According to a recent 10 Investigates survey, nearly all that responded required students or parents to sign liability forms for participating in summer sports practices of other extra-curricular activities.
But none of the 15 school districts that responded to 10 Investigates is requiring parents or students to sign a liability waiver to attend in-person classes. Many districts have already decided to begin the instructional year either online or through a hybrid model of both in-person or distance learning.
Some of Ohio’s largest districts – including Columbus City Schools and South-Western School District here in Franklin County – responded that waivers are only for extra-curriculars.
Three districts – Hilliard, Pickerington and Groveport Madison – went even further and stated in emailed responses to 10 Investigates that they had no plans or that they “will not” require parents to sign a waiver for their child to attend in-person classes.
None of that is a surprise to attorney Morgan Masters, who focuses some of her law practice in education law by representing teachers or parents.
“Kids are compelled to attend school by Ohio law. Kids are not compelled to do extra-curricular activities that’s a privilege and its voluntary,” Masters said “Because kids are compelled to attend school – schools can’t require them to sign away their right to recover if liability were to be found.
Masters says because the government requires children to attend class public school districts likely can’t force parents to sign a waiver related directly to education. It gets a bit murkier – she says - when private schools are involved. But even parents who sign waivers might be still have wiggle room to sue.

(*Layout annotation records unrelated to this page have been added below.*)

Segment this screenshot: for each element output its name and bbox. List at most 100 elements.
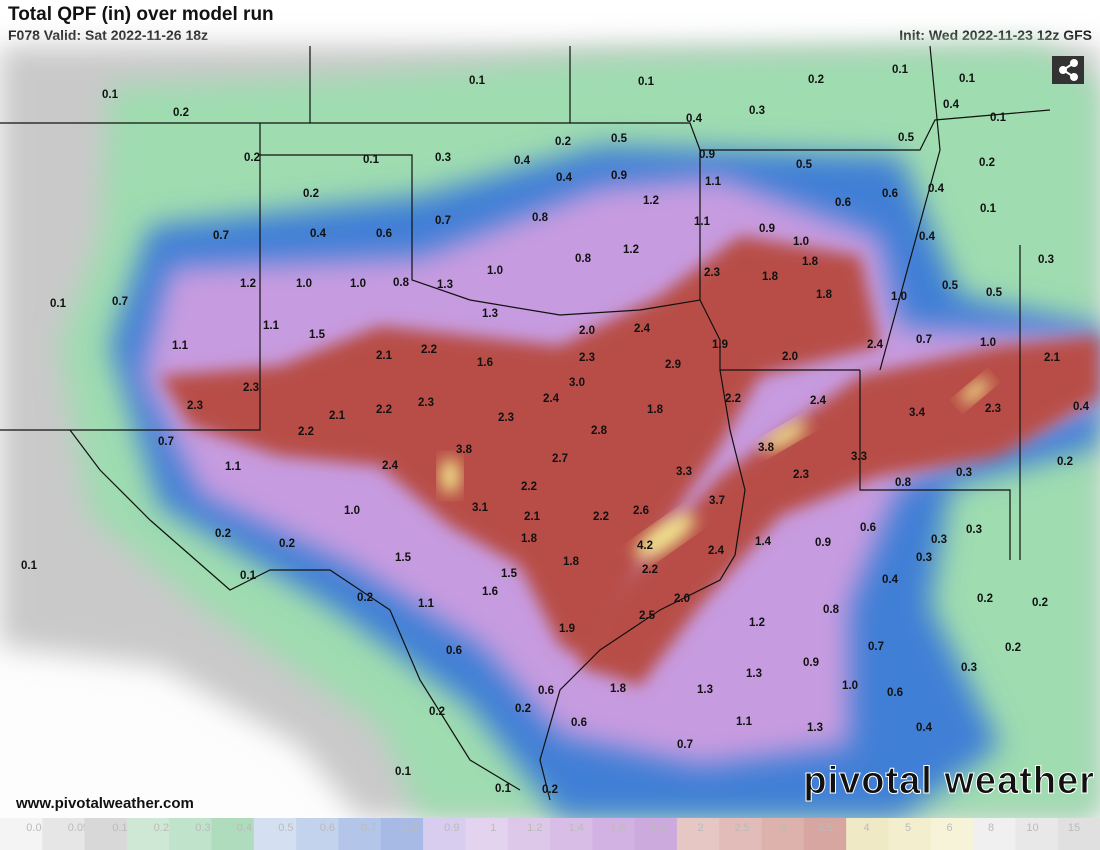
qpf-label: 1.2: [643, 195, 659, 207]
qpf-label: 1.1: [705, 176, 722, 188]
colorbar-swatch: [1015, 818, 1059, 850]
qpf-label: 1.2: [240, 278, 256, 290]
qpf-label: 3.3: [676, 466, 692, 478]
qpf-label: 2.2: [298, 426, 314, 438]
qpf-label: 2.2: [521, 481, 537, 493]
qpf-label: 2.3: [704, 267, 720, 279]
colorbar-label: 2.5: [735, 822, 750, 834]
qpf-label: 0.2: [279, 538, 295, 550]
qpf-label: 2.7: [552, 453, 568, 465]
qpf-label: 0.7: [213, 230, 229, 242]
qpf-label: 0.4: [514, 155, 531, 167]
colorbar-label: 0.3: [195, 822, 210, 834]
qpf-label: 3.8: [456, 444, 473, 456]
qpf-label: 0.7: [916, 334, 932, 346]
qpf-label: 0.1: [363, 154, 380, 166]
qpf-label: 1.3: [437, 279, 453, 291]
qpf-label: 2.4: [708, 545, 725, 557]
qpf-label: 2.3: [793, 469, 809, 481]
qpf-label: 0.6: [835, 197, 851, 209]
qpf-label: 0.3: [435, 152, 451, 164]
qpf-label: 0.1: [21, 560, 38, 572]
qpf-label: 0.3: [966, 524, 982, 536]
qpf-label: 2.2: [376, 404, 392, 416]
qpf-label: 0.1: [980, 203, 997, 215]
brand-logo: pivotal weather: [803, 760, 1095, 802]
qpf-label: 2.0: [579, 325, 595, 337]
qpf-label: 0.1: [638, 76, 655, 88]
qpf-label: 0.4: [943, 99, 960, 111]
qpf-label: 0.1: [395, 766, 412, 778]
colorbar: 0.01 0.05 0.1 0.2 0.3 0.4 0.5 0.6 0.7 0.8 0.9 1 1.2 1…: [0, 818, 1100, 850]
colorbar-swatch: [169, 818, 213, 850]
qpf-label: 3.3: [851, 451, 867, 463]
qpf-label: 2.0: [782, 351, 798, 363]
colorbar-swatch: [888, 818, 932, 850]
qpf-label: 2.6: [633, 505, 649, 517]
colorbar-label: 3.5: [817, 822, 832, 834]
qpf-label: 0.6: [882, 188, 898, 200]
colorbar-swatch: [592, 818, 636, 850]
qpf-label: 1.1: [418, 598, 435, 610]
valid-time: F078 Valid: Sat 2022-11-26 18z: [8, 27, 209, 43]
qpf-label: 3.4: [909, 407, 926, 419]
qpf-label: 0.4: [882, 574, 899, 586]
colorbar-label: 4: [864, 822, 870, 834]
qpf-label: 2.4: [867, 339, 884, 351]
colorbar-label: 0.4: [237, 822, 252, 834]
qpf-label: 0.2: [808, 74, 824, 86]
qpf-label: 1.4: [755, 536, 772, 548]
colorbar-swatch: [719, 818, 763, 850]
qpf-label: 0.6: [571, 717, 587, 729]
qpf-label: 0.5: [796, 159, 813, 171]
qpf-label: 0.1: [959, 73, 976, 85]
qpf-label: 2.1: [1044, 352, 1061, 364]
init-time: Init: Wed 2022-11-23 12z GFS: [899, 27, 1092, 43]
qpf-label: 3.7: [709, 495, 725, 507]
colorbar-label: 0.05: [68, 822, 89, 834]
qpf-label: 0.6: [860, 522, 876, 534]
colorbar-swatch: [84, 818, 128, 850]
share-button[interactable]: [1052, 56, 1084, 84]
qpf-label: 0.3: [931, 534, 947, 546]
qpf-label: 2.1: [376, 350, 393, 362]
qpf-label: 0.2: [977, 593, 993, 605]
qpf-label: 0.7: [677, 739, 693, 751]
qpf-label: 1.5: [501, 568, 518, 580]
qpf-label: 0.3: [961, 662, 977, 674]
colorbar-swatch: [423, 818, 466, 850]
colorbar-swatch: [296, 818, 339, 850]
qpf-label: 2.3: [418, 397, 434, 409]
qpf-label: 1.8: [816, 289, 833, 301]
qpf-label: 0.6: [446, 645, 462, 657]
qpf-label: 2.8: [591, 425, 608, 437]
qpf-label: 1.8: [802, 256, 819, 268]
qpf-label: 1.0: [350, 278, 366, 290]
qpf-label: 1.5: [395, 552, 412, 564]
qpf-label: 0.1: [892, 64, 909, 76]
qpf-label: 1.8: [610, 683, 627, 695]
qpf-label: 2.4: [634, 323, 651, 335]
colorbar-label: 8: [988, 822, 994, 834]
qpf-label: 1.1: [263, 320, 280, 332]
colorbar-swatch: [676, 818, 720, 850]
colorbar-swatch: [507, 818, 551, 850]
colorbar-swatch: [0, 818, 43, 850]
qpf-label: 2.3: [579, 352, 595, 364]
qpf-label: 1.0: [793, 236, 809, 248]
colorbar-swatch: [973, 818, 1016, 850]
qpf-label: 1.2: [623, 244, 639, 256]
qpf-label: 1.1: [736, 716, 753, 728]
colorbar-label: 0.7: [361, 822, 376, 834]
qpf-label: 0.2: [555, 136, 571, 148]
qpf-label: 3.0: [569, 377, 585, 389]
qpf-label: 0.2: [1057, 456, 1073, 468]
colorbar-label: 0.9: [444, 822, 459, 834]
qpf-label: 2.2: [421, 344, 437, 356]
colorbar-label: 15: [1068, 822, 1080, 834]
qpf-label: 1.9: [559, 623, 575, 635]
qpf-label: 0.5: [611, 133, 628, 145]
qpf-label: 0.7: [868, 641, 884, 653]
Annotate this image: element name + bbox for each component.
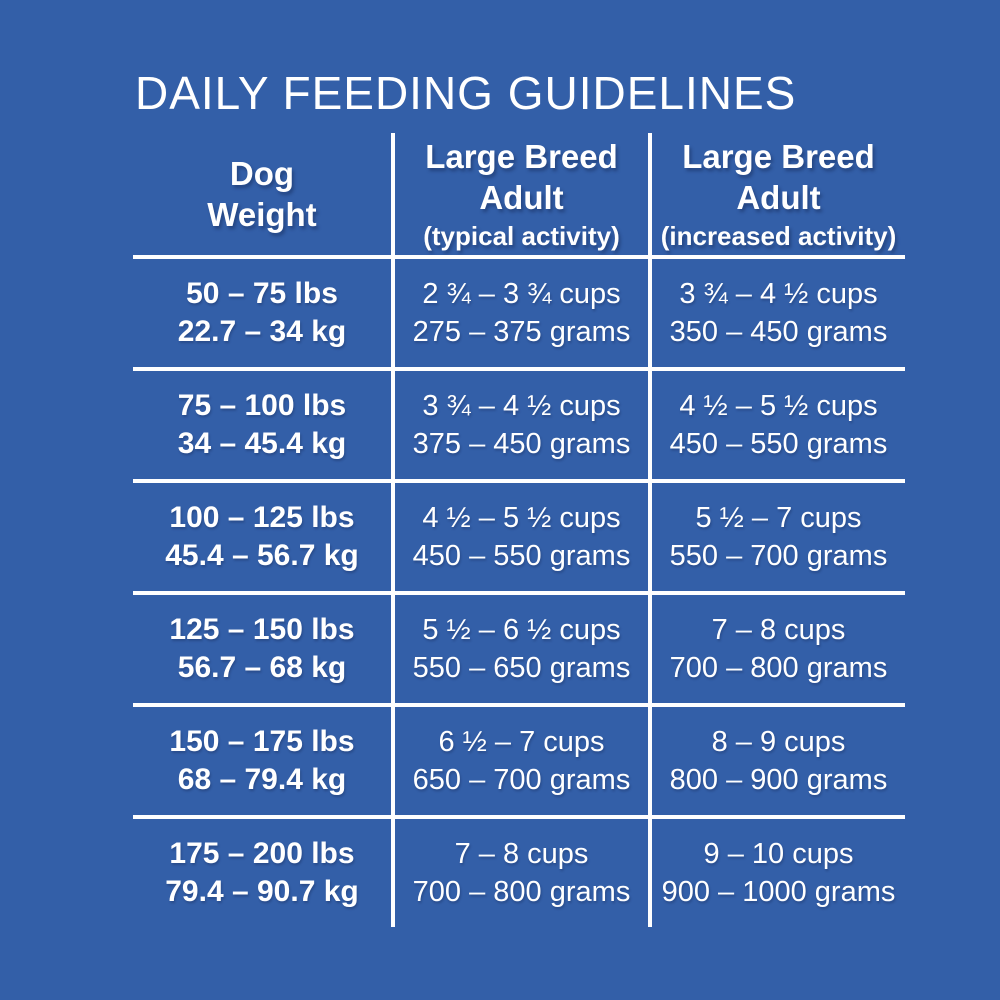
typical-grams: 700 – 800 grams (412, 876, 631, 908)
column-header-line2: Adult (736, 178, 821, 216)
table-row-increased-cell: 3 ¾ – 4 ½ cups 350 – 450 grams (648, 255, 905, 367)
weight-kg: 56.7 – 68 kg (177, 651, 347, 684)
column-header-typical-activity: Large Breed Adult (typical activity) (391, 133, 648, 255)
increased-cups: 7 – 8 cups (711, 614, 846, 646)
increased-cups: 4 ½ – 5 ½ cups (679, 390, 878, 422)
table-row-weight-cell: 100 – 125 lbs 45.4 – 56.7 kg (133, 479, 391, 591)
increased-cups: 5 ½ – 7 cups (695, 502, 862, 534)
increased-grams: 900 – 1000 grams (661, 876, 896, 908)
table-row-increased-cell: 8 – 9 cups 800 – 900 grams (648, 703, 905, 815)
increased-grams: 450 – 550 grams (669, 428, 888, 460)
weight-lbs: 150 – 175 lbs (169, 725, 355, 758)
typical-grams: 275 – 375 grams (412, 316, 631, 348)
feeding-table: Dog Weight Large Breed Adult (typical ac… (133, 133, 905, 927)
weight-kg: 22.7 – 34 kg (177, 315, 347, 348)
weight-kg: 79.4 – 90.7 kg (165, 875, 359, 908)
table-row-typical-cell: 2 ¾ – 3 ¾ cups 275 – 375 grams (391, 255, 648, 367)
typical-cups: 6 ½ – 7 cups (438, 726, 605, 758)
weight-kg: 45.4 – 56.7 kg (165, 539, 359, 572)
typical-cups: 2 ¾ – 3 ¾ cups (422, 278, 621, 310)
page-title: DAILY FEEDING GUIDELINES (135, 67, 797, 119)
typical-grams: 650 – 700 grams (412, 764, 631, 796)
table-row-weight-cell: 50 – 75 lbs 22.7 – 34 kg (133, 255, 391, 367)
column-header-sub: (increased activity) (660, 220, 897, 251)
weight-lbs: 175 – 200 lbs (169, 837, 355, 870)
increased-grams: 350 – 450 grams (669, 316, 888, 348)
table-row-increased-cell: 4 ½ – 5 ½ cups 450 – 550 grams (648, 367, 905, 479)
table-row-weight-cell: 150 – 175 lbs 68 – 79.4 kg (133, 703, 391, 815)
weight-lbs: 125 – 150 lbs (169, 613, 355, 646)
increased-cups: 8 – 9 cups (711, 726, 846, 758)
typical-grams: 550 – 650 grams (412, 652, 631, 684)
weight-lbs: 75 – 100 lbs (177, 389, 347, 422)
typical-cups: 4 ½ – 5 ½ cups (422, 502, 621, 534)
increased-cups: 9 – 10 cups (703, 838, 854, 870)
table-row-increased-cell: 5 ½ – 7 cups 550 – 700 grams (648, 479, 905, 591)
typical-cups: 3 ¾ – 4 ½ cups (422, 390, 621, 422)
table-row-weight-cell: 75 – 100 lbs 34 – 45.4 kg (133, 367, 391, 479)
table-row-weight-cell: 125 – 150 lbs 56.7 – 68 kg (133, 591, 391, 703)
table-row-typical-cell: 5 ½ – 6 ½ cups 550 – 650 grams (391, 591, 648, 703)
table-row-typical-cell: 6 ½ – 7 cups 650 – 700 grams (391, 703, 648, 815)
table-row-weight-cell: 175 – 200 lbs 79.4 – 90.7 kg (133, 815, 391, 927)
typical-grams: 450 – 550 grams (412, 540, 631, 572)
table-row-typical-cell: 3 ¾ – 4 ½ cups 375 – 450 grams (391, 367, 648, 479)
typical-cups: 7 – 8 cups (454, 838, 589, 870)
column-header-line1: Large Breed (682, 137, 875, 175)
column-header-line1: Dog (229, 155, 295, 192)
column-header-line1: Large Breed (425, 137, 618, 175)
table-row-typical-cell: 7 – 8 cups 700 – 800 grams (391, 815, 648, 927)
table-row-typical-cell: 4 ½ – 5 ½ cups 450 – 550 grams (391, 479, 648, 591)
weight-kg: 68 – 79.4 kg (177, 763, 347, 796)
weight-lbs: 100 – 125 lbs (169, 501, 355, 534)
typical-cups: 5 ½ – 6 ½ cups (422, 614, 621, 646)
increased-grams: 550 – 700 grams (669, 540, 888, 572)
table-row-increased-cell: 9 – 10 cups 900 – 1000 grams (648, 815, 905, 927)
increased-cups: 3 ¾ – 4 ½ cups (679, 278, 878, 310)
typical-grams: 375 – 450 grams (412, 428, 631, 460)
column-header-dog-weight: Dog Weight (133, 133, 391, 255)
weight-lbs: 50 – 75 lbs (186, 277, 338, 310)
column-header-increased-activity: Large Breed Adult (increased activity) (648, 133, 905, 255)
increased-grams: 800 – 900 grams (669, 764, 888, 796)
column-header-line2: Adult (479, 178, 564, 216)
table-row-increased-cell: 7 – 8 cups 700 – 800 grams (648, 591, 905, 703)
weight-kg: 34 – 45.4 kg (177, 427, 347, 460)
increased-grams: 700 – 800 grams (669, 652, 888, 684)
column-header-sub: (typical activity) (423, 220, 620, 251)
column-header-line2: Weight (207, 196, 317, 233)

“I surmise there is still going to be litigation about whether or not those waivers are actually enforceable,” she said, “Well, I think again we are going to be looking at compulsory versus voluntary. Did this family have to sign this or did they sign it under duress? Was there no other alternative – I think that’s going to be a very important question.”
10 Investigates also spoke by phone to one Worthington parent who said he would be willing to sign any waiver if it meant his child could return in in-class instruction.